I handed him my musket and doffed my gear and clothing. My manhood proudly saluted him with an obvious disregard for his words.

His eyes widened with surprise.

I shrugged. “He does not dissemble well at all, and usually does his own thinking, much to my dismay.”

I could see the effort he put into pulling his eyes back to my face. He looked young. If he had been another, I would have swept in like a hawk and pressed the advantage of surprise; but this was my matelot, and not a conquest. And even more, this was Gaston; and after last night I was not sure how he would react. I walked into the surf and rinsed the day from my skin.

A minute later he joined me, and scrubbed the blood and sweat caking his own skin away.

“Will, I am sorry.”

“For what?’

“That I do not favor men.”

I cursed silently under the weight of those words. “You do not know how many times I am sorry that I do. It has been the bane of my damn existence.”

“And now the irony of your existence,” he said. “Here you are amongst the Brethren where it is acceptable, and yet you are with me.”

I did not find his comment amusing, and I looked at him sharply.

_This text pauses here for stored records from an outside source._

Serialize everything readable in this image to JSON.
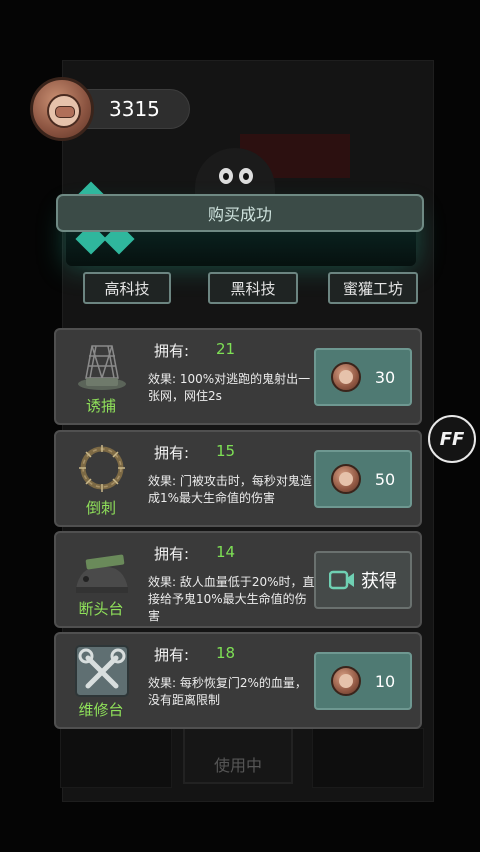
{
  "header": {
    "coins": "3315"
  },
  "toast": {
    "message": "购买成功"
  },
  "tabs": [
    {
      "label": "高科技"
    },
    {
      "label": "黑科技"
    },
    {
      "label": "蜜獾工坊"
    }
  ],
  "items": [
    {
      "name": "诱捕",
      "owned_label": "拥有:",
      "owned": "21",
      "effect": "效果:    100%对逃跑的鬼射出一张网，网住2s",
      "action": "coin",
      "price": "30"
    },
    {
      "name": "倒刺",
      "owned_label": "拥有:",
      "owned": "15",
      "effect": "效果:    门被攻击时，每秒对鬼造成1%最大生命值的伤害",
      "action": "coin",
      "price": "50"
    },
    {
      "name": "断头台",
      "owned_label": "拥有:",
      "owned": "14",
      "effect": "效果:    敌人血量低于20%时，直接给予鬼10%最大生命值的伤害",
      "action": "video",
      "action_label": "获得"
    },
    {
      "name": "维修台",
      "owned_label": "拥有:",
      "owned": "18",
      "effect": "效果:    每秒恢复门2%的血量，没有距离限制",
      "action": "coin",
      "price": "10"
    }
  ],
  "background": {
    "using_label": "使用中"
  },
  "speed_button": {
    "label": "FF"
  },
  "colors": {
    "accent_green": "#7ee055",
    "button_teal": "#4f7a73",
    "toast_bg": "#3b4b47"
  },
  "icons": [
    "coin-icon",
    "net-trap-icon",
    "thorn-wreath-icon",
    "guillotine-icon",
    "repair-tools-icon",
    "video-icon"
  ]
}
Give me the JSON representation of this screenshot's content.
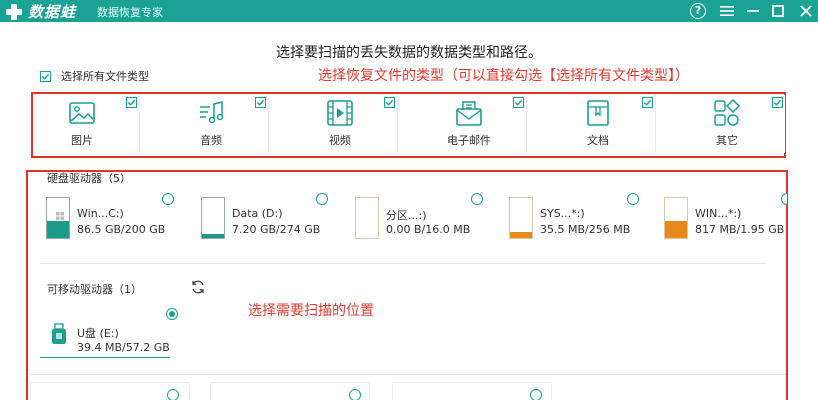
{
  "app": {
    "logo_text": "数据蛙",
    "subtitle": "数据恢复专家",
    "brand_color": "#1aa394"
  },
  "window_controls": [
    {
      "name": "help-icon",
      "glyph": "?"
    },
    {
      "name": "menu-icon",
      "glyph": "≡"
    },
    {
      "name": "minimize-icon",
      "glyph": "—"
    },
    {
      "name": "maximize-icon",
      "glyph": "☐"
    },
    {
      "name": "close-icon",
      "glyph": "✕"
    }
  ],
  "instruction": "选择要扫描的丢失数据的数据类型和路径。",
  "select_all": {
    "label": "选择所有文件类型",
    "checked": true
  },
  "annotations": {
    "type_note": "选择恢复文件的类型（可以直接勾选【选择所有文件类型】）",
    "location_note": "选择需要扫描的位置",
    "color": "#e53a2f"
  },
  "file_types": [
    {
      "label": "图片",
      "icon": "image-icon",
      "checked": true
    },
    {
      "label": "音频",
      "icon": "music-icon",
      "checked": true
    },
    {
      "label": "视频",
      "icon": "film-icon",
      "checked": true
    },
    {
      "label": "电子邮件",
      "icon": "mail-icon",
      "checked": true
    },
    {
      "label": "文档",
      "icon": "document-icon",
      "checked": true
    },
    {
      "label": "其它",
      "icon": "grid-shapes-icon",
      "checked": true
    }
  ],
  "hard_drives": {
    "label": "硬盘驱动器（5）",
    "items": [
      {
        "name": "Win...C:)",
        "size": "86.5 GB/200 GB",
        "used_fraction": 0.43,
        "fill_color": "#1b9a8c",
        "system": true,
        "selected": false
      },
      {
        "name": "Data (D:)",
        "size": "7.20 GB/274 GB",
        "used_fraction": 0.03,
        "fill_color": "#1b9a8c",
        "system": false,
        "selected": false
      },
      {
        "name": "分区...:)",
        "size": "0.00  B/16.0 MB",
        "used_fraction": 0.0,
        "fill_color": "#e88a1a",
        "system": false,
        "selected": false
      },
      {
        "name": "SYS...*:)",
        "size": "35.5 MB/256 MB",
        "used_fraction": 0.14,
        "fill_color": "#e88a1a",
        "system": false,
        "selected": false
      },
      {
        "name": "WIN...*:)",
        "size": "817 MB/1.95 GB",
        "used_fraction": 0.42,
        "fill_color": "#e88a1a",
        "system": false,
        "selected": false
      }
    ]
  },
  "removable_drives": {
    "label": "可移动驱动器（1）",
    "refresh_icon": "refresh-icon",
    "items": [
      {
        "name": "U盘 (E:)",
        "size": "39.4 MB/57.2 GB",
        "selected": true
      }
    ]
  }
}
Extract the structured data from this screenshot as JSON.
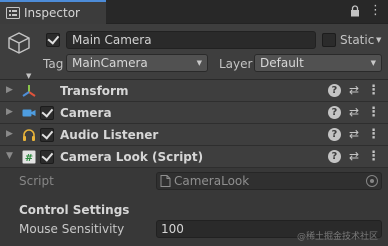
{
  "tab": {
    "label": "Inspector",
    "icon": "info-icon"
  },
  "tab_actions": [
    "lock-icon",
    "more-menu-icon"
  ],
  "header": {
    "name": "Main Camera",
    "active": true,
    "static_label": "Static",
    "static_checked": false,
    "tag_label": "Tag",
    "tag_value": "MainCamera",
    "layer_label": "Layer",
    "layer_value": "Default"
  },
  "components": [
    {
      "name": "Transform",
      "icon": "transform-axes-icon",
      "has_checkbox": false,
      "expanded": false
    },
    {
      "name": "Camera",
      "icon": "camera-icon",
      "has_checkbox": true,
      "enabled": true,
      "expanded": false
    },
    {
      "name": "Audio Listener",
      "icon": "headphones-icon",
      "has_checkbox": true,
      "enabled": true,
      "expanded": false
    },
    {
      "name": "Camera Look (Script)",
      "icon": "script-hash-icon",
      "has_checkbox": true,
      "enabled": true,
      "expanded": true
    }
  ],
  "script_component": {
    "script_label": "Script",
    "script_value": "CameraLook",
    "section_header": "Control Settings",
    "sensitivity_label": "Mouse Sensitivity",
    "sensitivity_value": "100"
  },
  "watermark": "@稀土掘金技术社区",
  "colors": {
    "accent": "#4d8cd8",
    "panel": "#3e3e3e",
    "background": "#383838"
  }
}
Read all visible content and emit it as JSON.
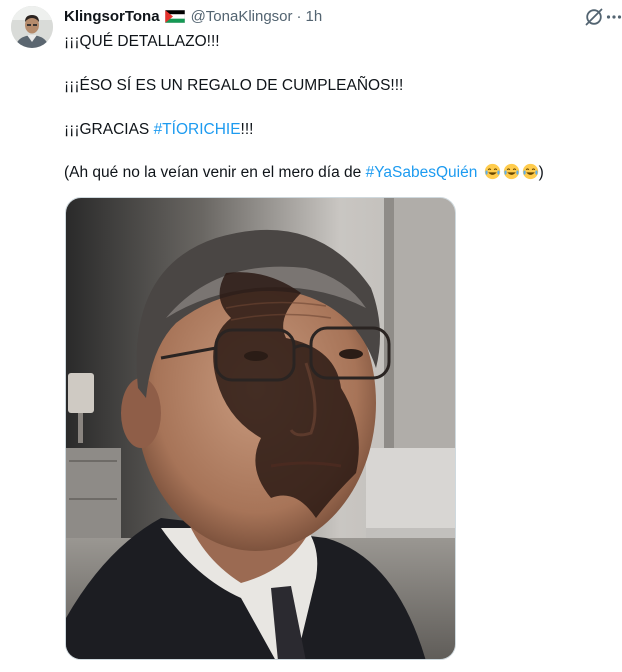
{
  "tweet": {
    "display_name": "KlingsorTona",
    "handle": "@TonaKlingsor",
    "separator": "·",
    "time": "1h",
    "line1": "¡¡¡QUÉ DETALLAZO!!!",
    "line2": "¡¡¡ÉSO SÍ ES UN REGALO DE CUMPLEAÑOS!!!",
    "line3_prefix": "¡¡¡GRACIAS ",
    "line3_hashtag": "#TÍORICHIE",
    "line3_suffix": "!!!",
    "line4_prefix": "(Ah qué no la veían venir en el mero día de ",
    "line4_hashtag": "#YaSabesQuién",
    "line4_suffix": ")",
    "emoji_name": "face-with-tears-of-joy-emoji",
    "emoji_count": 3
  },
  "colors": {
    "text": "#0f1419",
    "secondary": "#536471",
    "link": "#1d9bf0"
  },
  "icons": {
    "grok": "grok-slash-icon",
    "more": "more-dots-icon",
    "flag": "palestine-flag-icon"
  }
}
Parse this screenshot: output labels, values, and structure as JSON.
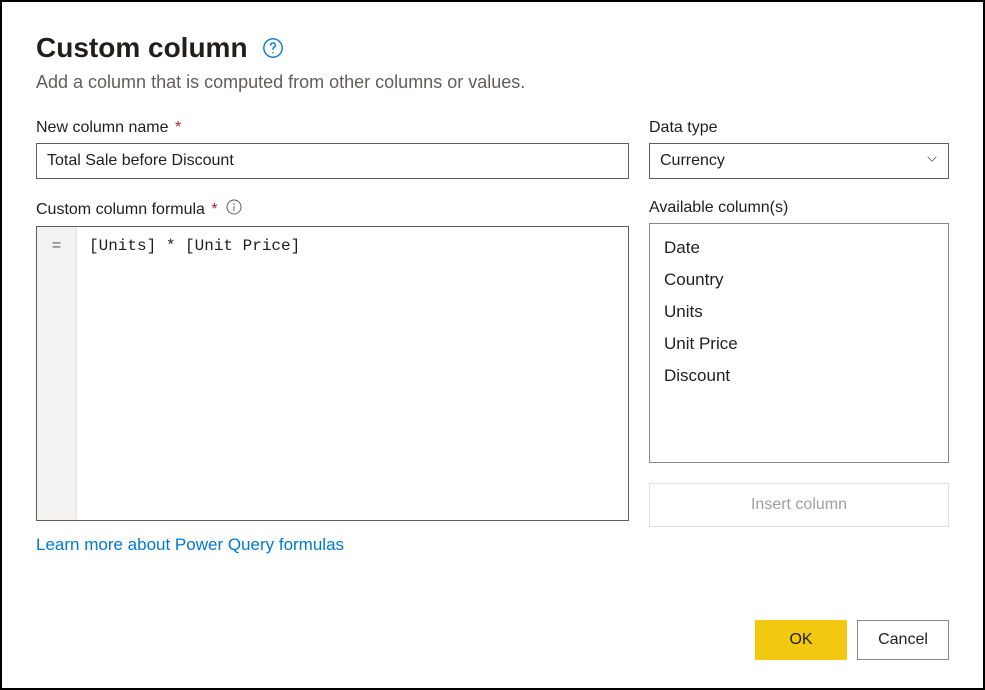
{
  "dialog": {
    "title": "Custom column",
    "description": "Add a column that is computed from other columns or values."
  },
  "columnName": {
    "label": "New column name",
    "value": "Total Sale before Discount"
  },
  "dataType": {
    "label": "Data type",
    "selected": "Currency"
  },
  "formula": {
    "label": "Custom column formula",
    "gutter": "=",
    "value": "[Units] * [Unit Price]"
  },
  "availableColumns": {
    "label": "Available column(s)",
    "items": [
      "Date",
      "Country",
      "Units",
      "Unit Price",
      "Discount"
    ],
    "insertButton": "Insert column"
  },
  "link": "Learn more about Power Query formulas",
  "buttons": {
    "ok": "OK",
    "cancel": "Cancel"
  }
}
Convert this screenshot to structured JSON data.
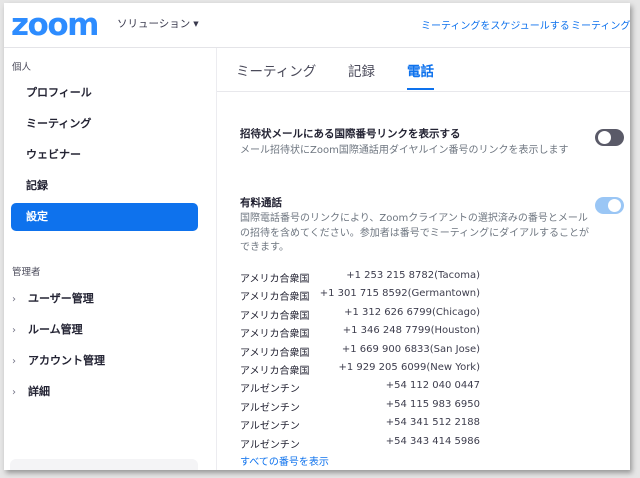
{
  "header": {
    "logo": "zoom",
    "solutions_label": "ソリューション",
    "links": [
      "ミーティングをスケジュールする",
      "ミーティングに参加する"
    ]
  },
  "sidebar": {
    "personal_label": "個人",
    "items": [
      "プロフィール",
      "ミーティング",
      "ウェビナー",
      "記録",
      "設定"
    ],
    "active_index": 4,
    "admin_label": "管理者",
    "admin_items": [
      "ユーザー管理",
      "ルーム管理",
      "アカウント管理",
      "詳細"
    ]
  },
  "tabs": {
    "items": [
      "ミーティング",
      "記録",
      "電話"
    ],
    "active_index": 2
  },
  "settings": [
    {
      "title": "招待状メールにある国際番号リンクを表示する",
      "description": "メール招待状にZoom国際通話用ダイヤルイン番号のリンクを表示します",
      "enabled": false
    },
    {
      "title": "有料通話",
      "description": "国際電話番号のリンクにより、Zoomクライアントの選択済みの番号とメールの招待を含めてください。参加者は番号でミーティングにダイアルすることができます。",
      "enabled": true
    }
  ],
  "numbers": [
    {
      "country": "アメリカ合衆国",
      "number": "+1 253 215 8782(Tacoma)"
    },
    {
      "country": "アメリカ合衆国",
      "number": "+1 301 715 8592(Germantown)"
    },
    {
      "country": "アメリカ合衆国",
      "number": "+1 312 626 6799(Chicago)"
    },
    {
      "country": "アメリカ合衆国",
      "number": "+1 346 248 7799(Houston)"
    },
    {
      "country": "アメリカ合衆国",
      "number": "+1 669 900 6833(San Jose)"
    },
    {
      "country": "アメリカ合衆国",
      "number": "+1 929 205 6099(New York)"
    },
    {
      "country": "アルゼンチン",
      "number": "+54 112 040 0447"
    },
    {
      "country": "アルゼンチン",
      "number": "+54 115 983 6950"
    },
    {
      "country": "アルゼンチン",
      "number": "+54 341 512 2188"
    },
    {
      "country": "アルゼンチン",
      "number": "+54 343 414 5986"
    }
  ],
  "show_all_label": "すべての番号を表示",
  "colors": {
    "accent": "#0e72ed",
    "brand": "#2d8cff"
  }
}
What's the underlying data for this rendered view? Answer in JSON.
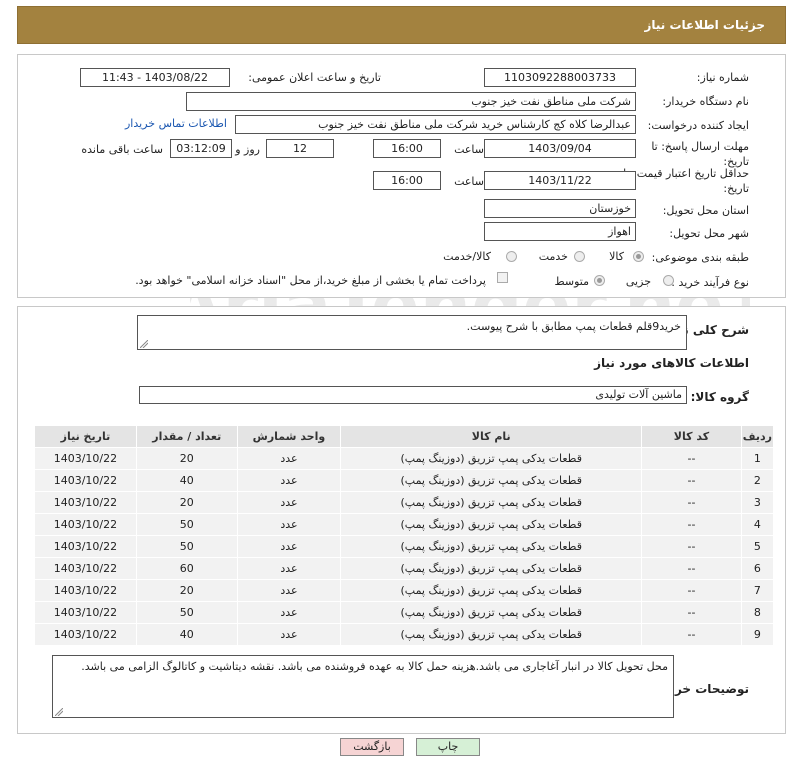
{
  "header": {
    "title": "جزئیات اطلاعات نیاز"
  },
  "form": {
    "need_number_label": "شماره نیاز:",
    "need_number": "1103092288003733",
    "announce_label": "تاریخ و ساعت اعلان عمومی:",
    "announce_value": "1403/08/22 - 11:43",
    "buyer_org_label": "نام دستگاه خریدار:",
    "buyer_org": "شرکت ملی مناطق نفت خیز جنوب",
    "creator_label": "ایجاد کننده درخواست:",
    "creator": "عبدالرضا کلاه کج  کارشناس خرید شرکت ملی مناطق نفت خیز جنوب",
    "contact_link": "اطلاعات تماس خریدار",
    "deadline_label_1": "مهلت ارسال پاسخ: تا",
    "deadline_label_2": "تاریخ:",
    "deadline_date": "1403/09/04",
    "time_label": "ساعت",
    "deadline_time": "16:00",
    "days_value": "12",
    "days_label": "روز و",
    "remaining_value": "03:12:09",
    "remaining_label": "ساعت باقی مانده",
    "validity_label_1": "حداقل تاریخ اعتبار قیمت: تا",
    "validity_label_2": "تاریخ:",
    "validity_date": "1403/11/22",
    "validity_time": "16:00",
    "province_label": "استان محل تحویل:",
    "province": "خوزستان",
    "city_label": "شهر محل تحویل:",
    "city": "اهواز",
    "category_label": "طبقه بندی موضوعی:",
    "category_options": [
      "کالا",
      "خدمت",
      "کالا/خدمت"
    ],
    "purchase_type_label": "نوع فرآیند خرید :",
    "purchase_options": [
      "جزیی",
      "متوسط"
    ],
    "payment_note": "پرداخت تمام یا بخشی از مبلغ خرید،از محل \"اسناد خزانه اسلامی\" خواهد بود."
  },
  "summary": {
    "label": "شرح کلی نیاز:",
    "text": "خرید9قلم قطعات پمپ مطابق با شرح پیوست.",
    "goods_info_title": "اطلاعات کالاهای مورد نیاز",
    "group_label": "گروه کالا:",
    "group_value": "ماشین آلات تولیدی"
  },
  "table": {
    "headers": [
      "ردیف",
      "کد کالا",
      "نام کالا",
      "واحد شمارش",
      "تعداد / مقدار",
      "تاریخ نیاز"
    ],
    "rows": [
      [
        "1",
        "--",
        "قطعات یدکی پمپ تزریق (دوزینگ پمپ)",
        "عدد",
        "20",
        "1403/10/22"
      ],
      [
        "2",
        "--",
        "قطعات یدکی پمپ تزریق (دوزینگ پمپ)",
        "عدد",
        "40",
        "1403/10/22"
      ],
      [
        "3",
        "--",
        "قطعات یدکی پمپ تزریق (دوزینگ پمپ)",
        "عدد",
        "20",
        "1403/10/22"
      ],
      [
        "4",
        "--",
        "قطعات یدکی پمپ تزریق (دوزینگ پمپ)",
        "عدد",
        "50",
        "1403/10/22"
      ],
      [
        "5",
        "--",
        "قطعات یدکی پمپ تزریق (دوزینگ پمپ)",
        "عدد",
        "50",
        "1403/10/22"
      ],
      [
        "6",
        "--",
        "قطعات یدکی پمپ تزریق (دوزینگ پمپ)",
        "عدد",
        "60",
        "1403/10/22"
      ],
      [
        "7",
        "--",
        "قطعات یدکی پمپ تزریق (دوزینگ پمپ)",
        "عدد",
        "20",
        "1403/10/22"
      ],
      [
        "8",
        "--",
        "قطعات یدکی پمپ تزریق (دوزینگ پمپ)",
        "عدد",
        "50",
        "1403/10/22"
      ],
      [
        "9",
        "--",
        "قطعات یدکی پمپ تزریق (دوزینگ پمپ)",
        "عدد",
        "40",
        "1403/10/22"
      ]
    ]
  },
  "notes": {
    "label": "توضیحات خریدار:",
    "text": "محل تحویل کالا در انبار آغاجاری می باشد.هزینه حمل کالا به عهده فروشنده می باشد. نقشه دیتاشیت و کاتالوگ الزامی می باشد."
  },
  "buttons": {
    "print": "چاپ",
    "back": "بازگشت"
  },
  "watermark": {
    "text": "AriaTender.neT"
  },
  "colors": {
    "header": "#a3823f",
    "print_button": "#d6f0d6",
    "back_button": "#f6d4d4",
    "link": "#1a56b0"
  },
  "icons": {
    "resize": "resize-grip-icon"
  }
}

He was studying the surf quite somberly.

“It is not fair,” he added. His eyes met mine. “I will do what I can.”

Then his gaze darted away and he appeared distraught. He quickly returned to the beach and set about cleaning his clothing.

I stood there for several minutes with one thought: When? I was unable to convince my manhood it was not now, and chose to ease myself there in the surf. Then I came in and washed my clothing.

He was not looking at me or speaking.

“Is there anything else I should know prior to engaging in another verbal sparring match with Cudro?” I teased.

Gaston frowned, but with thought and not anger. “I can think of nothing at the moment.”

I watched the play of muscle under his scarred skin as he wrung ouy his tunic. In a way, it looked as if he had armor imbedded in him instead of scars. There were thin strips of skin between the tracks.

“May I ask a question?”

He nodded.

“Do you still have sensation…?”

He froze, and I bit my tongue. There was a trace of betrayal in his eyes. He was barely within arm’s reach. Without moving any closer, I held up my hand where he could see it and slowly moved it to his shoulder to stroke lightly from the undamaged skin and onto the scars with my fingertips. It was textured but soft. He held his breath, but he did not pull away. I moved closer and ran my fingers up to the soft unmarred skin of the side of his neck and then down across his shoulder and back. He closed his eyes. I continued, moving my body closer and spreading the area I touched in increments until I was caressing his entire back in light strokes.

“May I ask you a question?” he whispered.

“Oui.”

“Is it not disgusting to touch?”

“Non, it is a different texture. In truth, normally I avoid scars, but in this case... Well, there are so many, it is simply your skin and not an anomaly; and so I do not find myself reacting to it as I would with another.”

“It feels good,” he whispered. “The scars are dull in sensation, but the skin in between is very sensitive, and the mix of the two is pleasant.”

I clawed my hands and scratched a little, and he arched like a cat. I grinned.

“Since you say you have not had a lover, then I would guess no one has touched you thus…”

“Oui.”

“Thank you for allowing me to.”

“You are welcome,” he said.

I do not know if he opened his eyes to watch the beginning of the sunset as I massaged and scratched his back. I know I did gaze at it and felt content.

He must have opened them at some point. “It is getting dark: we need to return.” He sounded sleepy.